Doesn't matter if it does, as, in classic games, purely mathematical balance is not necessary.
But just a point about your assumption: Given that, up to 9th level, classic thieves tend to need about half the XP of fighters, and given that XP requirements approximately double each level, a thief will lead a fighter by only a single level most of the time.
Oh yes! From a design perspective it sure is. At the beginning of the campaign, a player selects his character's class - if the DM doesn't enforce the roll 3d6 six times, right down the values in the order given on the character sheet and see which class you might select - and is stuck with it for the life of this character. The campaign may run a long time, but the player has no chance to correct his decision. This is an example of extremely bad design!
Old school is, in part, about making choices that matter. A "bad" choice of class IS (relatively) permanent... if it were not, the choice would not have mattered.
When all classes and races are perfectly mathematically balanced, and in combat a magic-user, fighter, cleric, sorceror, thief, etc. all have about the same effectiveness (at a given level or XP total), then the choice of class
did not matter. But in a proper old-school game like S&W, you have choices that matter. So you're playing a 1st level magic-user, and your spell for the day is Sleep. Do you use it on the two goblin guards, or save it for a later fight where you might need it more? See, the choice matters.

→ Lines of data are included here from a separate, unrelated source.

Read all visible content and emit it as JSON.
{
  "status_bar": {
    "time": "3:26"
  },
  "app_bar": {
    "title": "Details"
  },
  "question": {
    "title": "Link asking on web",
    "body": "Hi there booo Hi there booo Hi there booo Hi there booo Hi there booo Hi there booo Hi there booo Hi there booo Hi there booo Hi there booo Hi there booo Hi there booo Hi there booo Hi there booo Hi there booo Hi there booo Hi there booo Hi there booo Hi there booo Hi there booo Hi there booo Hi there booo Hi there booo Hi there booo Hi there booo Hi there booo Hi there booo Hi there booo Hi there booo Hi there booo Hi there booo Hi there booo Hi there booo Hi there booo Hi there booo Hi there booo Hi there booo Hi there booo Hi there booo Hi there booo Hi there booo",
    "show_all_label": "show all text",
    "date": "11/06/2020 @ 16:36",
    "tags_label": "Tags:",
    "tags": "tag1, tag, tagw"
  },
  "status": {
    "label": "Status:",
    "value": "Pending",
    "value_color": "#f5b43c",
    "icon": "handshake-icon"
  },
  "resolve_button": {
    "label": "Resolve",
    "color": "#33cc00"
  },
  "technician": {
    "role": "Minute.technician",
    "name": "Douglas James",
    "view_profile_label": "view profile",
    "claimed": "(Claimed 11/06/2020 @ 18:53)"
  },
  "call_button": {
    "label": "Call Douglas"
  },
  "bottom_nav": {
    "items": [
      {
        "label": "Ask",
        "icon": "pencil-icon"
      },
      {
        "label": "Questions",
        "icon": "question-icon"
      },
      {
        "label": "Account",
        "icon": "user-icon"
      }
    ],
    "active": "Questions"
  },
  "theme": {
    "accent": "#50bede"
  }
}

I find it difficult to believe that someone involved in the design of a system as math intensive as 3E has a problem calculating a 5% bonus to earned experience but sees nothing wrong with stacking bonuses from many sources and recalculating these multiple times during combat as buffs are applied and dispelled.
Indeed. XP bonuses are applied out-of-play; nobody is waiting for you to get the math done. But ever-changing combat bonuses slow every round of combat.